YANGON: Ousted leader Aung San Suu Kyi remains in military detention, but her absence dominates the junta-run elections touted as a return to democracy.
The Nobel laureate’s National League for Democracy party was dissolved after its landslide 2020 victory was voided by the army.
Suu Kyi has spent around two decades under detention, much of it under house arrest at her Yangon home.
Her party’s 1990 election win was also ignored by the military, which refused to relinquish power.
She was awarded the Nobel Peace Prize in 1991 while detained, having refused an offer of freedom in exchange for permanent exile.

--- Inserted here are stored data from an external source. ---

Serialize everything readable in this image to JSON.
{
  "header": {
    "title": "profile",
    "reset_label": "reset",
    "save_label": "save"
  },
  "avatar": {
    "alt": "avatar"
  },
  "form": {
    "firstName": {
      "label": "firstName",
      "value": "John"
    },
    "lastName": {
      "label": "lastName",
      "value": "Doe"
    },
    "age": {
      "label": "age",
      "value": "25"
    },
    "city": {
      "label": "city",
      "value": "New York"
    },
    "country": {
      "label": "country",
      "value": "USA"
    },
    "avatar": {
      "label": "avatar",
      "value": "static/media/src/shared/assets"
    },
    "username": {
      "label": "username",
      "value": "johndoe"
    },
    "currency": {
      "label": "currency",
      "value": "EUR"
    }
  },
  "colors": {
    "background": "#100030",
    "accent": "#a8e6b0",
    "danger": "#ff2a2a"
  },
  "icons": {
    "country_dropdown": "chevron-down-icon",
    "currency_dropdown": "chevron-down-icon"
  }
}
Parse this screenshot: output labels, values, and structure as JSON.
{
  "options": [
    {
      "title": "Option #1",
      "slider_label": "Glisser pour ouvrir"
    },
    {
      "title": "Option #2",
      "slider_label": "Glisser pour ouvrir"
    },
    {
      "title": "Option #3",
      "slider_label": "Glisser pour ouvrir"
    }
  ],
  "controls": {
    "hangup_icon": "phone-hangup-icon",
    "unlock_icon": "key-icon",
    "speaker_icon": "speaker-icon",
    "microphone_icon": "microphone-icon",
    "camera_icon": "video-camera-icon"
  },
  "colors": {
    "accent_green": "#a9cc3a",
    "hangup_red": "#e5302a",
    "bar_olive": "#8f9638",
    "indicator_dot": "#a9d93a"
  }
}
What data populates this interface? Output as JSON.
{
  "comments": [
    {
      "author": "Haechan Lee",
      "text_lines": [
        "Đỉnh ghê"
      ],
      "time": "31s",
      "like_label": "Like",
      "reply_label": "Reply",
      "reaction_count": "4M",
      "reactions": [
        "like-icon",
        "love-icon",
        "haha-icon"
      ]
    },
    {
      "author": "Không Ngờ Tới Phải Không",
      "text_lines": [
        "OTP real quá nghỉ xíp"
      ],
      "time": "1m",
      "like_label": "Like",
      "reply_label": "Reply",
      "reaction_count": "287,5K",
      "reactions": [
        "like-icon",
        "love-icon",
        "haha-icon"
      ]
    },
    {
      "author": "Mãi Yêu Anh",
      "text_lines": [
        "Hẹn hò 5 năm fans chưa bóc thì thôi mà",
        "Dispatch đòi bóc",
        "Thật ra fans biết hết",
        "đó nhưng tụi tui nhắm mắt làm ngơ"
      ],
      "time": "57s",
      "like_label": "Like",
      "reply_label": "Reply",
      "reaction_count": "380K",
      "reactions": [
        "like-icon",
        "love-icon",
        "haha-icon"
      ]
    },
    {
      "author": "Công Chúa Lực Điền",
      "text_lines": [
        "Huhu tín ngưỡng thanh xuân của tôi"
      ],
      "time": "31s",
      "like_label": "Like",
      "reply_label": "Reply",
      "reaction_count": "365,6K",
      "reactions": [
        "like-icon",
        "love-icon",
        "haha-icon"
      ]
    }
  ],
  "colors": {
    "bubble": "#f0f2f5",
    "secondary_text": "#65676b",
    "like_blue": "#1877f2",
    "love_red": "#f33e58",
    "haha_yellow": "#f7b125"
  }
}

The military eventually granted her freedom in 2010, days after an election her party boycotted.
Her movement’s 2015 election victory prompted jubilant celebrations and a wave of optimism.
However, her international reputation was severely tarnished by her government’s handling of the Rohingya crisis.
She defended Myanmar against genocide charges at the UN’s top court in 2019, siding with the military.
The army seized power again in 2021, claiming fraud marred the 2020 poll her party won.
Activists have since risen up, first as protesters and now as guerrilla rebels in a civil war.
For her followers in Myanmar, Suu Kyi’s name remains synonymous with democracy.
Her absence from the ballot is seen as proof the upcoming vote will be neither free nor fair.